On Jan. 29th of 2019, after a change on our database sharding and balancing layer, due to an increase on the CPU of our instances we did a rollback on the configuration, doing the rollback shouldn’t have downtime but a failure on our procedure provoqued that we had the old instances deleted before than configuration was deployed on the new ones, having errors until the new ones were deployed.

Timeline:

Jan. 29, 2019 09:16 UTC - deleting of old configuration instances.

Jan. 29, 2019 09:17 UTC - All traffic with errors

Jan. 29, 2019 09:22 UTC - deployed configuration into new servers.

Jan. 29, 2019 09:23 UTC - Traffic back to normal.

SLA impact:

Jan. 29, 2019 09:16 UTC - Jan. 29, 2019 09:23 UTC- backend not accepting requests - 5XX response codes returned.
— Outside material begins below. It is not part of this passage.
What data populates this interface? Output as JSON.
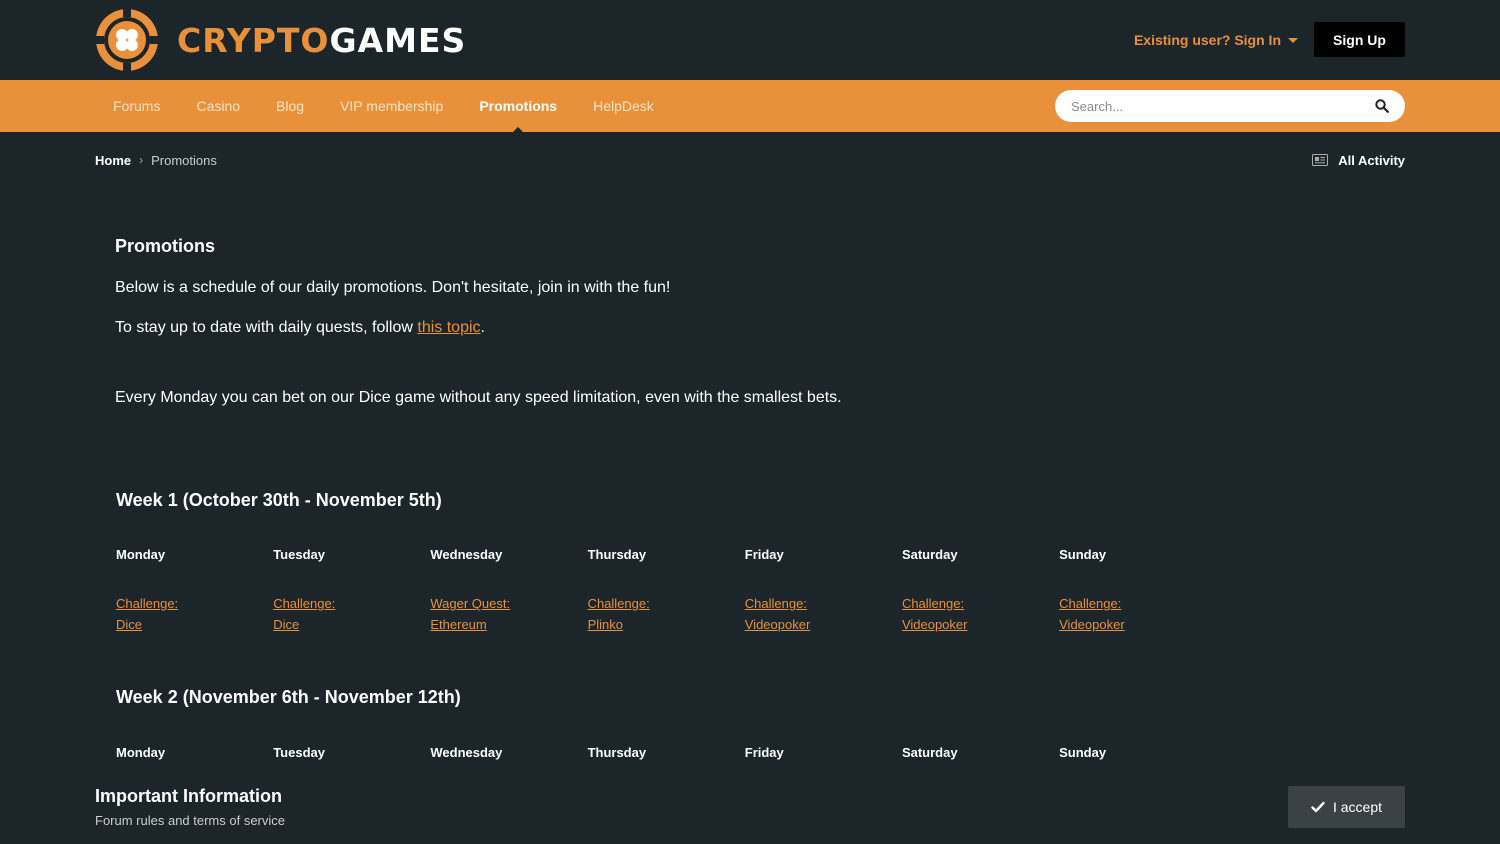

Jan. 29, 2019 09:24 UTC - back to 100% traffic.

Root Cause

The cause of the incident was caused because a change on the configuration, we did a deploy of the new instances and deleted the old ones, before than having all the new instances running correctly.

Preventative Actions

Review instance deploy and automate processes.

Posted 3 months ago. Jan 29, 2019 - 17:54 CET

Resolved
This incident has been resolved.
Posted 3 months ago. Jan 29, 2019 - 12:55 CET
Update
We are continuing to monitor for any further issues.
Posted 3 months ago. Jan 29, 2019 - 12:55 CET
Monitoring
A fix has been implemented and we are monitoring the results.
Posted 3 months ago. Jan 29, 2019 - 10:57 CET
Identified
The issue has been identified and a fix is being implemented.
Posted 3 months ago. Jan 29, 2019 - 10:50 CET
Investigating
Our operations team is working to identify the root cause and implement a solution.
Posted 3 months ago. Jan 29, 2019 - 10:43 CET
This incident affected: Service Management API.